Red-tailed chipmunks tend to occupy higher elevations in the Subalpine Ecoregion, while yellow-pine chipmunks generally stay at lower elevations from the Foothills Parkland to the Lower Subalpine.
Well named, the least chipmunk is the smallest, and lives in rocky places near timberline.
The only 'rabbit' in the park, the snowshoe hare is easily recognized by its long, black-tipped ears and large hind feet. Their 'snowshoe' feet are heavily furred to make travel in deep snow easier. As winter approaches their coat turns from brown to snow white. Snowshoe hares are the main food source for pine marten and lynx populations.
Pikas or 'rock rabbits' live in rock slides and nearby meadows, mainly in the Upper Subalpine and Alpine Ecoregions. Small and well camouflaged, pikas are usually located by their piercing, high-pitched "eep" alarm call. They eat wildflowers, lichens and grasses, some of which they collect, dry in the sun and stash for winter snacks.

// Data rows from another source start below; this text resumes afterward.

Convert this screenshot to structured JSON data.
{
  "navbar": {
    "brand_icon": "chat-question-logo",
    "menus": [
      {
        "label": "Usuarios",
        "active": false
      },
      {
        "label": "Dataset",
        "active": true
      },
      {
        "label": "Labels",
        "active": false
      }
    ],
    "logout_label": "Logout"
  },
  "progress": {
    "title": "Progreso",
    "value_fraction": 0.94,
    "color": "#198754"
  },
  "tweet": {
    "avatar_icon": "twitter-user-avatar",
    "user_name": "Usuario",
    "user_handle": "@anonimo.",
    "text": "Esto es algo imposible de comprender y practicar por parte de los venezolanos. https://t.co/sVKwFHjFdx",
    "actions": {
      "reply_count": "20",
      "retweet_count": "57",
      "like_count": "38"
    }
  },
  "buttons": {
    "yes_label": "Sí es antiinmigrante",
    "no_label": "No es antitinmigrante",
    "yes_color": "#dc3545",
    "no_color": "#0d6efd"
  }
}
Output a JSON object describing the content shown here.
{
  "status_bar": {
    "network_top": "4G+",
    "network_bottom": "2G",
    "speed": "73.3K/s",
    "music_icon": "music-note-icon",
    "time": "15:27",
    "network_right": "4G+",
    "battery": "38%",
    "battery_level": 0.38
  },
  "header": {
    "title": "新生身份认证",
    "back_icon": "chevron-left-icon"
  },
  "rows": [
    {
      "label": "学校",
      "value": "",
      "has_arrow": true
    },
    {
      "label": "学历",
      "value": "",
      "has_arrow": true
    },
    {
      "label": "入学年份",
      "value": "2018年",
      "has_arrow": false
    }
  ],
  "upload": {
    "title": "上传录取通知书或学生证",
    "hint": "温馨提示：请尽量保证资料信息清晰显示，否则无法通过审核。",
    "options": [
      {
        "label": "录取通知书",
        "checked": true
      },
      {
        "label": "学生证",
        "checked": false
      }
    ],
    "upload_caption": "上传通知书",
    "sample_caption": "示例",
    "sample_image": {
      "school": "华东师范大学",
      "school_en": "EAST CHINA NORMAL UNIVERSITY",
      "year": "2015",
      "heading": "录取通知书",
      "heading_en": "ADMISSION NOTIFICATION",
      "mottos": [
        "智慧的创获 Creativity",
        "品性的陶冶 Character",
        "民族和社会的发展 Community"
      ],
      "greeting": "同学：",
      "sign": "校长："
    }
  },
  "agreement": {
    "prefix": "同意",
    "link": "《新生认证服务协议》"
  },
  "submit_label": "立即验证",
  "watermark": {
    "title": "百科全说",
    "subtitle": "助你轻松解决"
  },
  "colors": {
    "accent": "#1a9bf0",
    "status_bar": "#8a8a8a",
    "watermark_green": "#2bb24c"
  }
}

Hoary Marmots are colonial animals that can be found in the same habitats as the pika. They are one of the largest rodents in the park, reaching weights of up to 15 kilos. They need that weight because they pig out for three months of the year, then sleep for nine.
A fat marmot is often seen sunning on a rock as it carries out 'sentry' duties. The marmot produces a loud whistle when alarmed, then hurries to hide in its rocky burrow.
These tawny-coloured marmots are colony dwelling vegetarians whose burrows are usually located in coulees and on hillsides with rocky outcroppings, in central British Columbia and southern Alberta.
Yellow-bellied marmots in Canada are living at the edge of their normal range, so sightings are usually infrequent. Waterton Lakes is the only national park where they can be found (if you're lucky!)
The beaver is the largest rodent in Waterton. You will find the beaver hard at work in valley-bottom streams and ponds building lodges and dams out of sticks and mud. These wide-tailed, toothy fellows eat bark. Their favourite flavour? Aspen. Cottonwood trees and willows are also important foods.
Beavers play a very important role in the park ecosystem. Their ponds provide habitat for aquatic animals, waterfowl and amphibians, as well as flying bug eaters such as swallows and bats. They are also some of the most productive places for breeding birds. Meadows, created as beavers fell nearby trees, and old pond sites are used by small mammals and ungulates. A healthy population of beavers indicates good conditions for a large suite of other plants and wildlife.
The recent appearance of river otters in the park is an exciting event in the park. Considered to be one of the rarest animals in the park, these playful animals had not been seen for many years. They live in larger streams and lakes, where they find their favourite food, fish.
Otters form tight-knit families, and will swim and play together. They particularly enjoy sliding down muddy or grassy banks into the water. They are active year round.
While bats are relatively scarce in the park, there is a good variety. The little brown bat, big brown bat, long-eared bat, long-legged bat and silver-haired bat are all found here. They mostly live in riparian (along streams) cottonwood forests and mature montane coniferous forests. Older forests tend to provide more places for bats to roost than younger woodlands.